早い話、その均衡を守れないというのなら容赦はしない、という脅しだ。
たしぎの足が床から浮いていたことに気付いた時、先端に海楼石のついた十手を突きつけられた。
「そこまでだ。もう十分だろう」
スモーカーには、始めから真意が分かっていたようだ。
手加減していたつもりが、少々力が入りすぎてしまった。
パフォーマンスとしてはやりすぎたかもしれない。
「お前は思ったより物わかりがいいようだな」
薄い笑みを浮かべて言うと、そっとたしぎを床に下ろした。
床に手を付きげほげほと咽せるたしぎを、海兵たちが急いで介抱する。
「大丈夫ですか少尉!」「片手で少尉を軽々と持ち上げていたぞ…」「これが龍騎士…!」
一転して恐怖に支配されたような空気で、誰も私に敵意を向ける者はいなかった。
呼吸を整えるたしぎだけが、悔しそうに私を睨んでいた。
「そんなに怖い顔をしないでくれないか。
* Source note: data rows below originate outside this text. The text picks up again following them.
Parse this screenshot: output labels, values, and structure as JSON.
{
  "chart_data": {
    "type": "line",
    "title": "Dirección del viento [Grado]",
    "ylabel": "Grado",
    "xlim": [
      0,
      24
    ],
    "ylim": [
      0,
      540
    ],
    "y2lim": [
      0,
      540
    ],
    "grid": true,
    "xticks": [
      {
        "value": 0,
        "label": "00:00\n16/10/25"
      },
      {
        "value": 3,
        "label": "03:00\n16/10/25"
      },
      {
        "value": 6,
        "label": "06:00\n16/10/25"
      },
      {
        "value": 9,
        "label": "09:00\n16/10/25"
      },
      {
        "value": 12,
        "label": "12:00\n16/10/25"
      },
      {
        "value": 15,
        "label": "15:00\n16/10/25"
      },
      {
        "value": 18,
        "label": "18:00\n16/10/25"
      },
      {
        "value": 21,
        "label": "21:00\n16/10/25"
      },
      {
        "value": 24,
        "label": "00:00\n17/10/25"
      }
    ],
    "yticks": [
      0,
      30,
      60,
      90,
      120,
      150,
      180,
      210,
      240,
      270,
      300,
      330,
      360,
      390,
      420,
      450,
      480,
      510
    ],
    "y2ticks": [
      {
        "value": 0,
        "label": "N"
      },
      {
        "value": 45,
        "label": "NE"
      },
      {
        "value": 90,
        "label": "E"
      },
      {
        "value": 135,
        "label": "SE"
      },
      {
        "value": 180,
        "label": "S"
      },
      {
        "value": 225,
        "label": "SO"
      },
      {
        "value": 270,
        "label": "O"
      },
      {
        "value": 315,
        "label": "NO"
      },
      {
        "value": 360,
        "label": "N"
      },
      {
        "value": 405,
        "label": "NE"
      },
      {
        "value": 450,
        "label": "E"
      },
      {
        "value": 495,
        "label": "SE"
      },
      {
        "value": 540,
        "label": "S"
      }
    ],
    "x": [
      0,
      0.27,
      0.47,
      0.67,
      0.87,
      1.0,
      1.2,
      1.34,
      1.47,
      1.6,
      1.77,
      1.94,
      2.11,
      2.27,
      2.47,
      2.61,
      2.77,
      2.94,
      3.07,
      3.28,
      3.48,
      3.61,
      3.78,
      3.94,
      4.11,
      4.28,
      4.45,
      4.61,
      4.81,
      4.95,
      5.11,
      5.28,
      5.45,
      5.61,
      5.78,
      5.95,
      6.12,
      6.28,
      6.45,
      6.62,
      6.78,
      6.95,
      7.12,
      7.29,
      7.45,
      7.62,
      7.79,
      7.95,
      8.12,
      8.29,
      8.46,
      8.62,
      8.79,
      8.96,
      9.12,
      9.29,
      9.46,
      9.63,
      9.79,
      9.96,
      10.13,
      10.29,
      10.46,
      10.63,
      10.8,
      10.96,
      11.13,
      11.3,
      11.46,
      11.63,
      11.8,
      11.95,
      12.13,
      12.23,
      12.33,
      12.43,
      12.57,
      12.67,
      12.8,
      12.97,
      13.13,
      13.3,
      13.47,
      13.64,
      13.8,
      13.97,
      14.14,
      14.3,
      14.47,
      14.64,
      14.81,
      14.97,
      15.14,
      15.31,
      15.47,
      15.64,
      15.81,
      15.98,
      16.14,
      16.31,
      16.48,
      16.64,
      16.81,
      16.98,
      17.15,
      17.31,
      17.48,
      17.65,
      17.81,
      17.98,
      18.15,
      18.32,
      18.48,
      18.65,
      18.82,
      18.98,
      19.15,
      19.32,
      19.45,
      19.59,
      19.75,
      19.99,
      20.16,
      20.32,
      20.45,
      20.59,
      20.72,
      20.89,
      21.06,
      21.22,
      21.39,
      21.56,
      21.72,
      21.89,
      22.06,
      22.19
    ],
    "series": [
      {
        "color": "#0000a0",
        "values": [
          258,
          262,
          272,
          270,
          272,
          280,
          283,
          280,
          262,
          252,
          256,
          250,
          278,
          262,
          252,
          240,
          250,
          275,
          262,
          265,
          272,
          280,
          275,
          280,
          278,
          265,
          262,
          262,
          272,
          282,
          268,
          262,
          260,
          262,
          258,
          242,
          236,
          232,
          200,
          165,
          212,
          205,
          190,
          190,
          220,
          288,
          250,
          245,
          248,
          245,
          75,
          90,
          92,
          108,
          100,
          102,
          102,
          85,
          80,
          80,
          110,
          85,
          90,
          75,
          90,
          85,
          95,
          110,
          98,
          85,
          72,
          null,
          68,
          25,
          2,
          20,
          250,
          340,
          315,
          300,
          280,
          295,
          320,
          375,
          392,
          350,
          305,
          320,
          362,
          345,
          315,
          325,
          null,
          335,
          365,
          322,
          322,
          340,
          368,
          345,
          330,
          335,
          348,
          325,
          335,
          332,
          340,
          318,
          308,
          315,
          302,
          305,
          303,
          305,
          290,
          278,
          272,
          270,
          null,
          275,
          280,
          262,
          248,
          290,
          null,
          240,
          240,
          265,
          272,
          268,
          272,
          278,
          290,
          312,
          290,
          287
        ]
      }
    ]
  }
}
お前たちが大人しくしていれば、私は何もしない」
これで十分な牽制になっただろう。
敵中で立場をはっきりさせるのは重要なことだ。
私はたしぎに歩み寄ると、屈んで彼女の頬にそっと手を添えた。
「手荒なことをして悪かった。これから世話になる」
打って変わって柔らかい笑顔を見せると、たしぎも、海兵たちの顔も一気に赤く染まった。
私の演技力は、剣よりも役に立つことがある。
「ちっ、どいつもこいつも…」
スモーカーだけは、面白くなさそうに煙を吐いた。